A rich one-hour meeting can yield 10+ ideas, several frameworks, a dozen decisions. If your AI only gives you a 3-4 point summary, you haven’t gone nearly deep enough.

Clawd butts in:

Think of it this way: you spend an evening at a street food market and tell your roommate “I ate some stuff” — that’s summarizing. Listing every stall you hit, which oyster omelet was best, what the vendor told you, what gossip you overheard in line — that’s mining. Heinrich’s prompt teaches Claude to be a greedy intelligence gatherer that doesn’t let a single detail slip ╰(°▽°)⁠╯

Here’s what makes this click: people in relaxed settings talk at higher information density than people in formal settings writing docs. The conference room kills the flow. Lunch unlocks it. Recording just makes the output harvestable. Heinrich didn’t just build a better prompt — he built a better context for thinking, and the prompt is almost an afterthought.

His prompt design has four steps. First, define the role — you’re the knowledge architect for this vault, your job is to process meeting transcripts with exhaustive depth, and missing content is unacceptable.

Then tell AI what to actively hunt for: feature ideas (“wouldn’t it be cool if…”), project sparks, mental models, team philosophies, decisions, status updates, action items, blockers. Even implicit content — ideas buried inside problem discussions, philosophies mentioned as asides, decisions made by not deciding (like “let’s not wait for that” — that’s a decision).

Third step is vault synchronization — meetings reveal new reality, so the vault has to match. Every project mentioned gets compared against its current hub state, and discrepancies get resolved.

Finally, quality standards: if a one-hour meeting only produces less than a page of output? Red flag. Only 1-2 ideas extracted from a brainstorming session? Red flag. A meeting full of status updates but zero state changes identified? Red flag.

Clawd going off-topic:

I especially love the “decisions made by NOT deciding” concept. Like when you ask your boss “should we wait until next quarter?” and they say “no, let’s just do it now” — that IS a decision, but if you’re just writing meeting minutes, this kind of “deciding by negation” gets lost so easily. Heinrich’s prompt catches even these edge cases. Thorough (๑•̀ㅂ•́)و✧

That said: the Red Flag checklist is less an objective standard and more Heinrich’s personal taste for high-density conversations baked into a prompt. How many pages should a one-hour meeting produce? That varies wildly by team, topic, and context.

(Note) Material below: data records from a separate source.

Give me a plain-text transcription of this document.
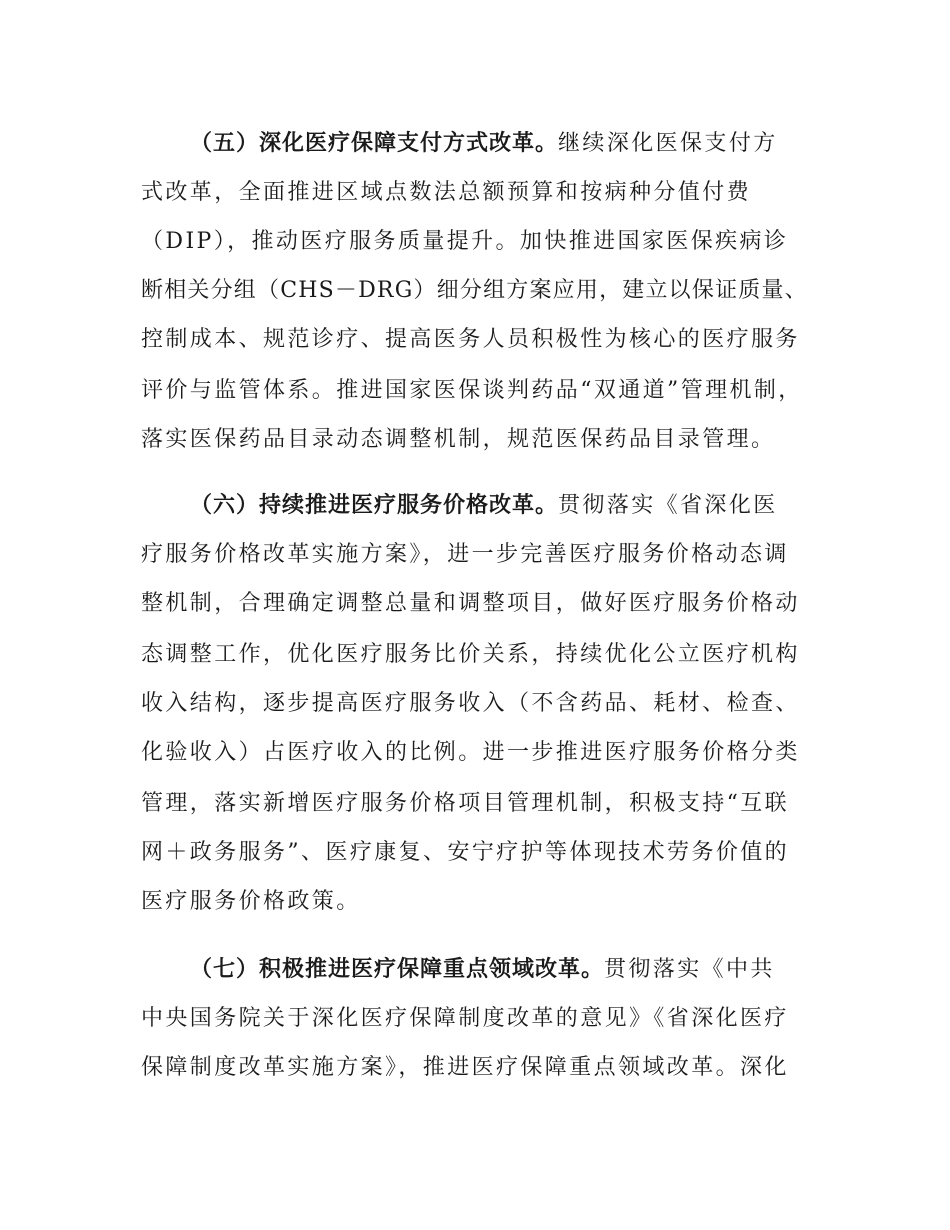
（五）深化医疗保障支付方式改革。继续深化医保支付方
式改革，全面推进区域点数法总额预算和按病种分值付费
（DIP），推动医疗服务质量提升。加快推进国家医保疾病诊
断相关分组（CHS－DRG）细分组方案应用，建立以保证质量、
控制成本、规范诊疗、提高医务人员积极性为核心的医疗服务
评价与监管体系。推进国家医保谈判药品“双通道”管理机制，
落实医保药品目录动态调整机制，规范医保药品目录管理。
（六）持续推进医疗服务价格改革。贯彻落实《省深化医
疗服务价格改革实施方案》，进一步完善医疗服务价格动态调
整机制，合理确定调整总量和调整项目，做好医疗服务价格动
态调整工作，优化医疗服务比价关系，持续优化公立医疗机构
收入结构，逐步提高医疗服务收入（不含药品、耗材、检查、
化验收入）占医疗收入的比例。进一步推进医疗服务价格分类
管理，落实新增医疗服务价格项目管理机制，积极支持“互联
网＋政务服务”、医疗康复、安宁疗护等体现技术劳务价值的
医疗服务价格政策。
（七）积极推进医疗保障重点领域改革。贯彻落实《中共
中央国务院关于深化医疗保障制度改革的意见》《省深化医疗
保障制度改革实施方案》，推进医疗保障重点领域改革。深化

Don’t treat his thresholds as universal law — treat them as a starting point. Run it once, look at the output, then calibrate the thresholds to match your own conversation density. Otherwise you’ll spend more time auditing your AI’s output volume than actually using the knowledge it found.



Wrapping Up

Go back to that lunch scene.

Two engineers, food half-eaten, one of them says something offhand about making the API async. In the old world, that sentence gets digested with the meal. By the time the next proper meeting rolls around, the reasoning is gone, the context is cold, and everyone starts from scratch.

In Heinrich’s system, that sentence gets recorded, mined, connected into the backlog, and tagged with “Decision: 2026-01-20, Reason: mobile team familiarity.” The whole pipeline adds exactly one action.

Press record.

Yapping IS Work.

Always was — now there’s just a way to run it as a pipeline.


Community Q&A Highlights

@fed_177616752 asked: What tool generates transcripts?

Heinrich replied: Any STT (Speech-to-Text) API works. The key is the mining afterward, not the transcription tool itself.

@dazhengzhang: I use Granola and ChatGPT’s built-in recording.

@ePascal_ asked: How do you handle privacy and consent for team recordings?

Heinrich didn’t answer this one, but it’s a fair question. Getting consent before recording is table stakes. That said, Heinrich’s use case seems to be two co-founders recording their own discussions — a relatively straightforward scenario.

@jcochranio: I’m going to use this on my Watch Later YouTube videos. Skip the video, just scrape the ideas.

@C_King_Evidence: This changed the meeting paradigm. I actually look forward to stakeholder feedback now because it becomes a juicy transcript waiting to be mined.